Sorun ulusal sınırları yok saymak değil, ulusal sınırlara itaat etmemektir. Bugün bu söylemin ısrarla (ve öncelikle çeşitli alıntılarla) aksini ispat etmeye çalışanlar sürekli oılarak sözün devamını gösterip özünün niteliğini değiştirdiğini sandıkları için kendi yanılsamaları içinde sevinç çığlıkları atmaktan kendilerini alıkoyamazlar.Oysa ki; ne Marks, ne Lenin, ne Troçki, ne Rosa ve diğer sosyalist devrimciler bütün bunu iki cümleyle alıntı yaparak geçiştirilecek bir düzeyde ortaya koymamıştır.

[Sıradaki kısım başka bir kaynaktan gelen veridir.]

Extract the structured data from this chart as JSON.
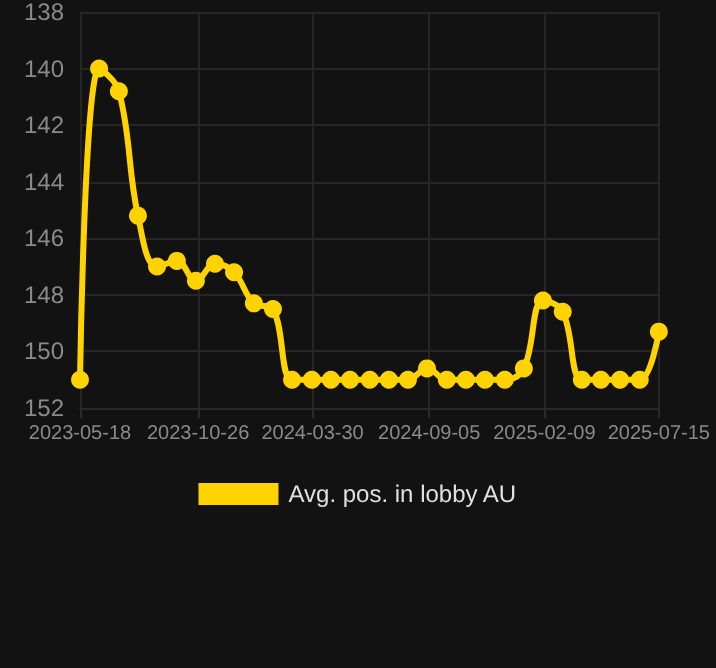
{
  "chart_data": {
    "type": "line",
    "x": [
      "2023-05-18",
      "2023-06-13",
      "2023-07-10",
      "2023-08-05",
      "2023-08-31",
      "2023-09-27",
      "2023-10-23",
      "2023-11-18",
      "2023-12-14",
      "2024-01-10",
      "2024-02-05",
      "2024-03-02",
      "2024-03-29",
      "2024-04-24",
      "2024-05-20",
      "2024-06-16",
      "2024-07-12",
      "2024-08-07",
      "2024-09-02",
      "2024-09-29",
      "2024-10-25",
      "2024-11-20",
      "2024-12-17",
      "2025-01-12",
      "2025-02-07",
      "2025-03-06",
      "2025-04-01",
      "2025-04-27",
      "2025-05-23",
      "2025-06-19",
      "2025-07-15"
    ],
    "series": [
      {
        "name": "Avg. pos. in lobby AU",
        "color": "#ffd300",
        "values": [
          151,
          140,
          140.8,
          145.2,
          147,
          146.8,
          147.5,
          146.9,
          147.2,
          148.3,
          148.5,
          151,
          151,
          151,
          151,
          151,
          151,
          151,
          150.6,
          151,
          151,
          151,
          151,
          150.6,
          148.2,
          148.6,
          151,
          151,
          151,
          151,
          149.3
        ]
      }
    ],
    "xlim": [
      "2023-05-18",
      "2025-07-15"
    ],
    "xticks": [
      "2023-05-18",
      "2023-10-26",
      "2024-03-30",
      "2024-09-05",
      "2025-02-09",
      "2025-07-15"
    ],
    "ylim": [
      152,
      138
    ],
    "yticks": [
      138,
      140,
      142,
      144,
      146,
      148,
      150,
      152
    ],
    "grid": true,
    "legend": "bottom",
    "marker": "circle",
    "line_style": "solid"
  }
}
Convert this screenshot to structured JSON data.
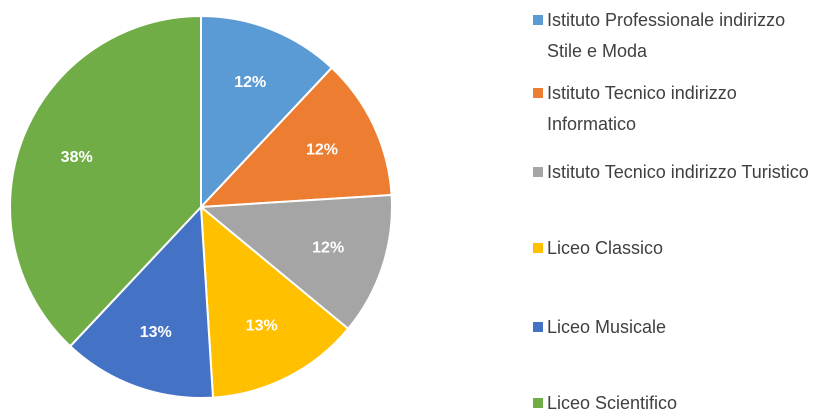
{
  "chart_data": {
    "type": "pie",
    "categories": [
      "Istituto Professionale indirizzo Stile e Moda",
      "Istituto Tecnico indirizzo Informatico",
      "Istituto Tecnico indirizzo Turistico",
      "Liceo Classico",
      "Liceo Musicale",
      "Liceo Scientifico"
    ],
    "values": [
      12,
      12,
      12,
      13,
      13,
      38
    ],
    "value_labels": [
      "12%",
      "12%",
      "12%",
      "13%",
      "13%",
      "38%"
    ],
    "colors": [
      "#5b9bd5",
      "#ed7d31",
      "#a5a5a5",
      "#ffc000",
      "#4472c4",
      "#70ad47"
    ],
    "legend": "right"
  }
}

Troçki açık açık seslenmektedir ki; 'Bir devrim ulusal arenada başlar ve uluslararası arenada devam etmek zorundadır'
Ve Lenin de aynı tezi ortaya atarak * 'Alam devrimi olmassa SSCB'nin çözüleceği, bürokratlaşacağı açıktır' demiştir.Buna karşılık gerek dünya devrimini ve bunun bir parçası olan sürekli devrim tezini lenin sürgünden döndüğü vakit daha tren istasyonunda savunurken, stalin ve dönem işbirlikçileri lenin'in sürgünden yolladığı yazıları-uyarıları değiştirip ıskra'ya sunmaktan tereddüt etmemişlerdir. işte tam da bu nedenle lenin'in tren istasyonunda yaptığı o kritik konuşmanın ardından 'lenin delirmiş olmalı' diyen bolşevik parti üyelerini görmezden gelip de aynı şekilde 'emperyalist bir savaşta yurt savunmasının saçmalığını' savunanları da 'sözde sosyalist gerçekte şoven, sosyal şovenler' cümlelerini de dikkate almamak sorgusuz sualsiz kalıplaştırılıp ısıtılan, soğutulan bir materyalizm algısının * sonucu olarak görmek gerekir.